И вот однажды Варов, подходя к своему офису, увидел Васю. Мальчик танцевал как всегда, напевал что-то себе под нос, в левой руке держал безусловно ворованную шоколадку, а к правому рукаву прикладывался время от времени носом и делал вдох. Мимо шли люди, и Варов видел, как сзади, быстрым шагом и стараясь оставаться незаметными, приближались к мальчику два милиционера. Несколько мгновений. Варов не успел даже крикнуть. Один из милиционеров выхватил дубинку и ударил мальчишку по ногам. Второй подхватил за шиворот. И потащили в подворотню.
Варов побежал следом, и когда добежал, милиционеров в подворотне уже не было, а мальчик горел как факел, притопывая, приплясывая и размахивая особенно ярко горевшим правым рукавом. Смеялся, кричал и пел, не только от бензинового опьянения, но и от огненной эйфории.
Варов бросился тушить мальчишку, срывать одежду, замотал в свою куртку, и через несколько часов Вася сидел уже на кухне в изоплитовском реабилитационном центре, ел гречневую кашу, а взрослые мужики-наркопотребители и их тюремщики (тоже в основном наркопотребители) стояли вокруг, приговаривали «Ешь, ешь давай» и спрашивали мальчишку, хочет ли он учиться в школе, какие у него были оценки по чтению, куда делась его мать и есть ли у Васи дом. Вася отвечал разумно, а когда явилась вдруг на столе перед Васей банка сгущенки, съел ее один и уснул.
С появлением детей, говорит Ройзман, атмосфера в реабилитационном центре радикально изменилась. Наручники остались, ими по-прежнему приковывали к кроватям реабилитантов в карантине. И бейсбольная бита «трамал» – осталась, ею по-прежнему грозили тем, кто закатывал истерики. Но атмосфера изменилась. С появлением детей наркоманы в ломке перестали позволять себе громко материться, а ключники и дежурные перестали позволять себе крики и битье.

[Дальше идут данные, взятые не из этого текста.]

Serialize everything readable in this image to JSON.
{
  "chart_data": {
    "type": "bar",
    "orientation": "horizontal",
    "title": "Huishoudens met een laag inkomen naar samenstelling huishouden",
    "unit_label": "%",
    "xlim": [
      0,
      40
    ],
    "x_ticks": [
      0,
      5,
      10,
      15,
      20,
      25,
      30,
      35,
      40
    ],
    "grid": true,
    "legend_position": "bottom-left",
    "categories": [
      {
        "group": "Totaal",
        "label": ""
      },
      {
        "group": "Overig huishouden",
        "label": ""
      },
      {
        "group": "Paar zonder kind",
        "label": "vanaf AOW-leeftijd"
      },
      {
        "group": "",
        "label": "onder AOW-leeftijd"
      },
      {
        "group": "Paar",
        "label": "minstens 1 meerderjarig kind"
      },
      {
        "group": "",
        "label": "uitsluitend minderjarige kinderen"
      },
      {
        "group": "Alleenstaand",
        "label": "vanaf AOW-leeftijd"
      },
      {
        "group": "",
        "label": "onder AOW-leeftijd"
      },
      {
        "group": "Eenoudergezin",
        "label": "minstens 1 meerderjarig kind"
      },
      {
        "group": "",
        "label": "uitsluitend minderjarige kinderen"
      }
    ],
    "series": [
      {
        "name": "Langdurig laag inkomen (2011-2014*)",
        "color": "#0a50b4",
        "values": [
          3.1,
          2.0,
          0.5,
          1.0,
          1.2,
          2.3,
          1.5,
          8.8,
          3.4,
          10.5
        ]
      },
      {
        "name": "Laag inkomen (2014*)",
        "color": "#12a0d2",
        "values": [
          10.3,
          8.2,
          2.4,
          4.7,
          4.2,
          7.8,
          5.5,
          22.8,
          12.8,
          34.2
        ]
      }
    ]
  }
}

Дядькой у детей (кроме Васи вскоре появились и другие катакомбные) вызвался быть Заяц. До этого Зайца никто не уважал, потому что он был не столько наркопотребителем, сколько наркоторговцем. Но теперь, когда после обеда Заяц усаживал детей делать уроки, сам силился вспомнить с ними, как умножают дроби и сам с ними твердил вслух «Гонимы вешними лучами», – Зайцу хотелось помогать.
А Ройзман открыл вдруг для себя неизвестное отцу девочек счастье общения с мальчишками. Сажал Васю на колени к себе за руль, нажимал потихоньку на газ, позволял рулить и подправлял потихоньку: «Пошире, пошире дугу, еще налево. Вот так, выравнивай. А про эту собаку, Вась, ты реши сразу, хорошая она или плохая, потому что если она хорошая, надо повернуть направо, пока ты ее не сбил. Правее, правее, еще правее, не бойся крутить руль».
И лучше всяких разговоров о пользе учения оказалось взять мальчишек с собой на гонки, на трофи по бездорожью. Кормить весь день бутербродами и кашей из полевой кухни, поить чаем из термоса, а к ночи уже привезти в Изоплит усталыми, заляпанными болотной грязью, спящими на заднем сиденье «Ленд Крузера».
Кажется, тогда Ройзман и не знал еще термина «педагогика приключений», но именно педагогикой приключений и занялся. Не только трофи с мальчишками, но и со взрослыми реабилитантами – тоже педагогика приключений: вот, например, сломали своими руками в цыганском поселке незаконно построенный дом одного из наркоторговцев. Махали кувалдами, упирались слегами, заваливали огромные куски кирпичной стены, кричали «навались» и «ура», когда стена упала. Педагогика приключений, как выяснилось, лучше действовала, чем педагогика насилия. И для работников Фонда все эти ночные рейды, все эти засады и облавы тоже ведь были педагогикой приключений.
Тогда, кажется, Ройзман впервые не подумал даже, а почувствовал, что людей нельзя исправить и нельзя заставить иметь смысл жизни. Но можно увлечь. Нельзя подчинить совсем, но можно мобилизовать на некоторое время.
Так это выглядело. Или теперь, десять лет спустя, выглядит так.
Глава шестая
Период полураспада
Когда мужчине к сорока годам, когда несколько его отчаянных начинаний подряд завершились успехом, когда его показывают по телевизору, а незнакомые люди на улицах здороваются с ним и благодарят, – начинает казаться, будто причастен к какой-то тайне, знаешь какой-то секрет и обладаешь универсальным рецептом исправления всего на свете. И будто все на свете люди должны тебя слушаться. Вероятно, именно это и произошло с Варовым в 2002 году.